Mark Greatbatch

Personal information
- Full name: Mark John Greatbatch
- Born: 11 December 1963 (age 62) Auckland, New Zealand
- Batting: Left-handed
- Bowling: Right-arm medium
- Role: Opening batter

International information
- National side: New Zealand (1988–1996);
- Test debut (cap 165): 25 February 1988 v England
- Last Test: 28 November 1996 v Pakistan
- ODI debut (cap 60): 9 March 1988 v England
- Last ODI: 8 December 1996 v Pakistan

Domestic team information
- 1982/83–1985/86: Auckland
- 1986/87–1999/00: Central Districts

Career statistics
| Competition | Test | ODI | FC | LA |
| Matches | 41 | 84 | 170 | 175 |
| Runs scored | 2,021 | 2,206 | 9,890 | 4,678 |
| Batting average | 30.62 | 28.28 | 37.89 | 29.98 |
| 100s/50s | 3/10 | 2/13 | 24/43 | 2/34 |
| Top score | 146* | 111 | 202* | 111 |
| Balls bowled | 6 | 6 | 171 | 13 |
| Wickets | 0 | 0 | 1 | 0 |
| Bowling average | – | – | 149.00 | – |
| 5 wickets in innings | – | – | 0 | – |
| 10 wickets in match | – | – | 0 | – |
| Best bowling | – | – | 1/23 | – |
| Catches/stumpings | 27/– | 35/– | 144/– | 82/– |
- Source: Cricinfo, 7 May 2017

= Mark Greatbatch =

New Zealand cricketer

Mark John Greatbatch (born 11 December 1963) is a former New Zealand international cricketer. He scored more than 2,000 runs in his 41 Test matches for New Zealand. A left-handed batsman and occasional right-arm medium pace bowler in first class cricket for Auckland and Central Districts, Greatbatch scored 9,890 first class runs in total as well as being an occasional wicket keeper.

==International career==
Greatbatch highest test score of 146 not out off 485 balls was against Australia at Perth in November 1989. Greatbatch was at the crease for 11 hours (2 days) to save New Zealand from defeat, the game ending in a draw because of his efforts. He received a standing ovation at the end of the game.

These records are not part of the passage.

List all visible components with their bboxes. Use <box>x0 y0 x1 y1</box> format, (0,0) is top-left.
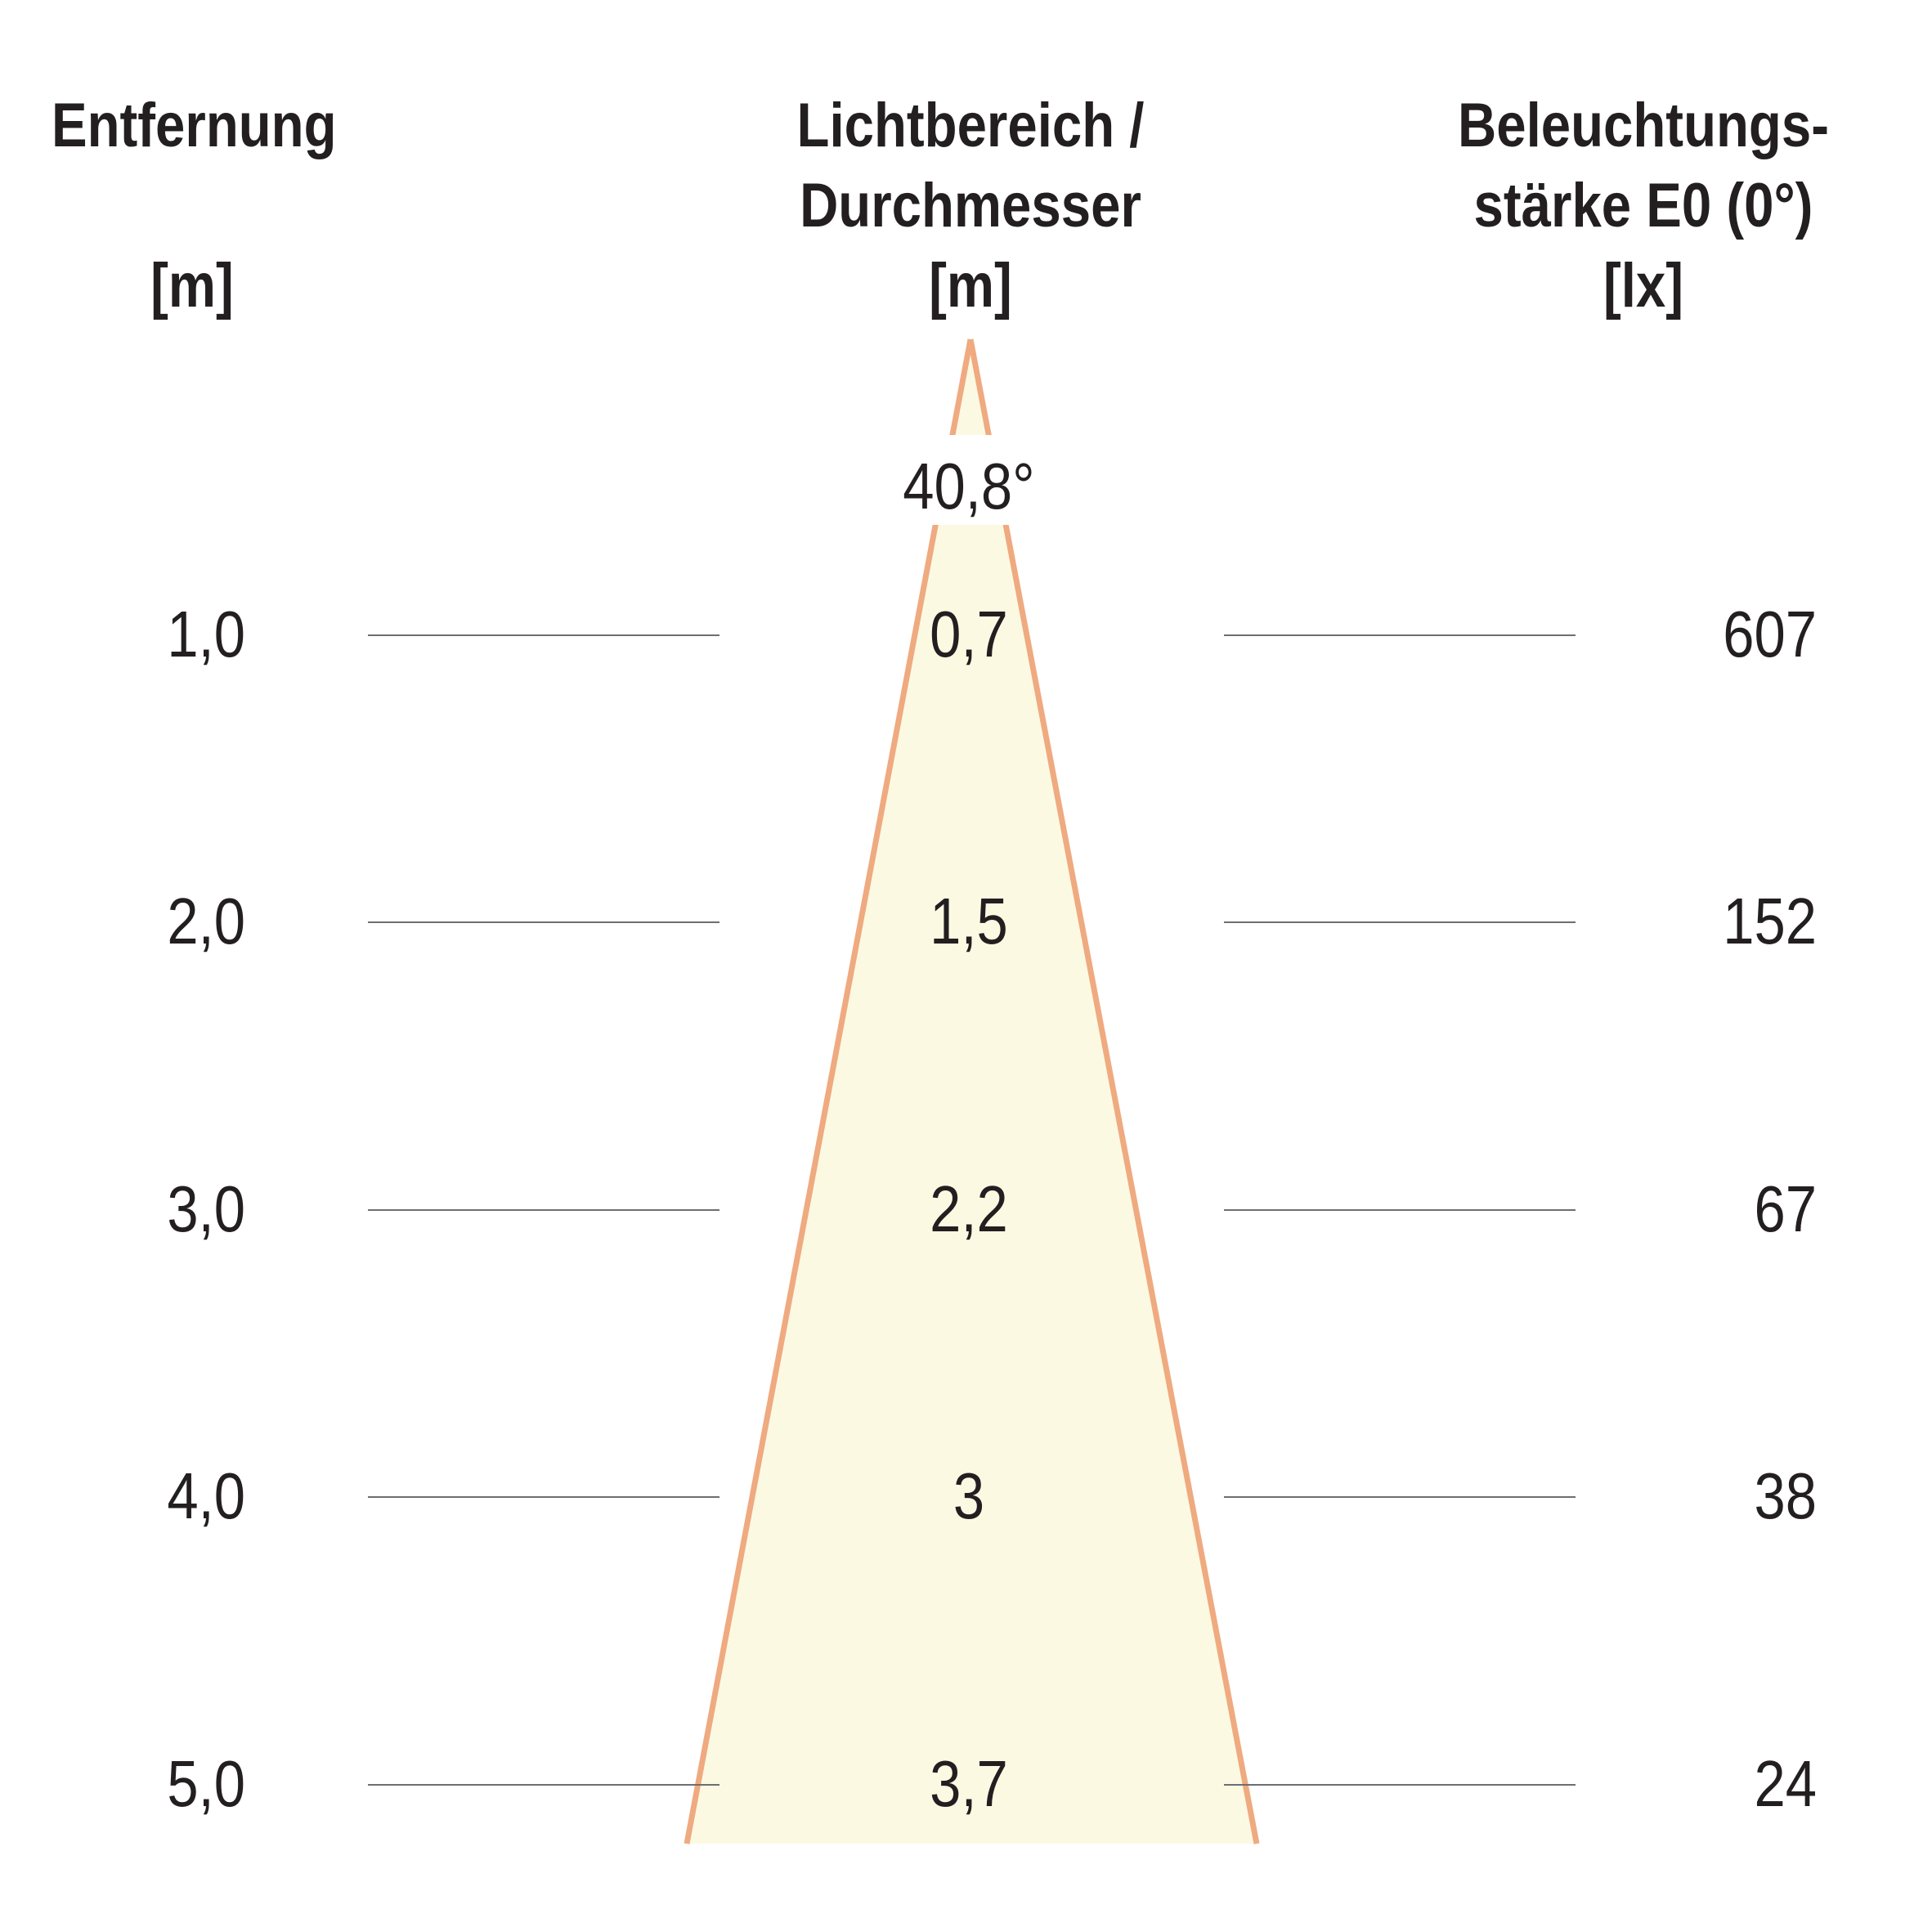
header-diameter-line1: Lichtbereich / <box>796 91 1145 160</box>
beam-angle-label: 40,8° <box>903 450 1035 522</box>
diameter-value: 0,7 <box>930 598 1008 670</box>
distance-value: 5,0 <box>167 1747 245 1820</box>
guide-line-left <box>368 921 719 923</box>
distance-value: 1,0 <box>167 598 245 670</box>
diameter-value: 1,5 <box>930 885 1008 957</box>
guide-line-left <box>368 1784 719 1786</box>
light-cone-left-edge <box>684 338 974 1845</box>
guide-line-left <box>368 634 719 636</box>
guide-line-left <box>368 1209 719 1211</box>
header-distance-line1: Entfernung <box>52 91 337 160</box>
diameter-value: 3 <box>953 1459 985 1532</box>
header-distance-line2 <box>52 166 333 246</box>
header-diameter: Lichtbereich / Durchmesser [m] <box>760 86 1181 326</box>
illuminance-value: 24 <box>1754 1747 1817 1820</box>
guide-line-right <box>1224 1496 1576 1498</box>
guide-line-right <box>1224 1209 1576 1211</box>
header-illuminance-unit: [lx] <box>1603 251 1684 321</box>
diameter-value: 2,2 <box>930 1172 1008 1245</box>
header-illuminance-line1: Beleuchtungs- <box>1458 91 1829 160</box>
distance-value: 4,0 <box>167 1459 245 1532</box>
illuminance-value: 152 <box>1723 885 1817 957</box>
light-cone-fill <box>687 339 1257 1844</box>
header-diameter-line2: Durchmesser <box>800 171 1141 240</box>
header-diameter-unit: [m] <box>929 251 1012 321</box>
guide-line-right <box>1224 1784 1576 1786</box>
header-illuminance-line2: stärke E0 (0°) <box>1473 171 1813 240</box>
illuminance-value: 67 <box>1754 1172 1817 1245</box>
distance-value: 3,0 <box>167 1172 245 1245</box>
illuminance-value: 607 <box>1723 598 1817 670</box>
beam-angle-label-bg <box>895 435 1046 525</box>
diameter-value: 3,7 <box>930 1747 1008 1820</box>
light-cone-right-edge <box>967 338 1260 1845</box>
guide-line-right <box>1224 921 1576 923</box>
header-distance: Entfernung [m] <box>52 86 337 326</box>
distance-value: 2,0 <box>167 885 245 957</box>
header-illuminance: Beleuchtungs- stärke E0 (0°) [lx] <box>1432 86 1854 326</box>
header-distance-unit: [m] <box>150 251 234 321</box>
guide-line-left <box>368 1496 719 1498</box>
illuminance-value: 38 <box>1754 1459 1817 1532</box>
guide-line-right <box>1224 634 1576 636</box>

For the 1992 Cricket World Cup Greatbatch was not selected to play in the first match, against Australia. However, he was selected to open against South Africa in place of John Wright, who had been injured, and proceeded to bat to take advantage of fielding restrictions early in the innings. The strategy worked, so was repeated again throughout the World Cup and Greatbatch became one of the first 'pinch hitter' players to open an innings in One Day Internationals.

Mark Greatbatch finished his career with 2,021 Test runs and 2,206 ODI runs.

==After cricket==

In September 2005 he became director of coaching at Warwickshire County Cricket Club in England. After relegation from both the County Championship and Pro40 League in 2007 he was replaced by Ashley Giles. In January, 2010, Greatbatch was appointed the coach of the New Zealand national cricket team.

In 2022, Asterix, a horse that Greatbatch partly owned, won the New Zealand Derby.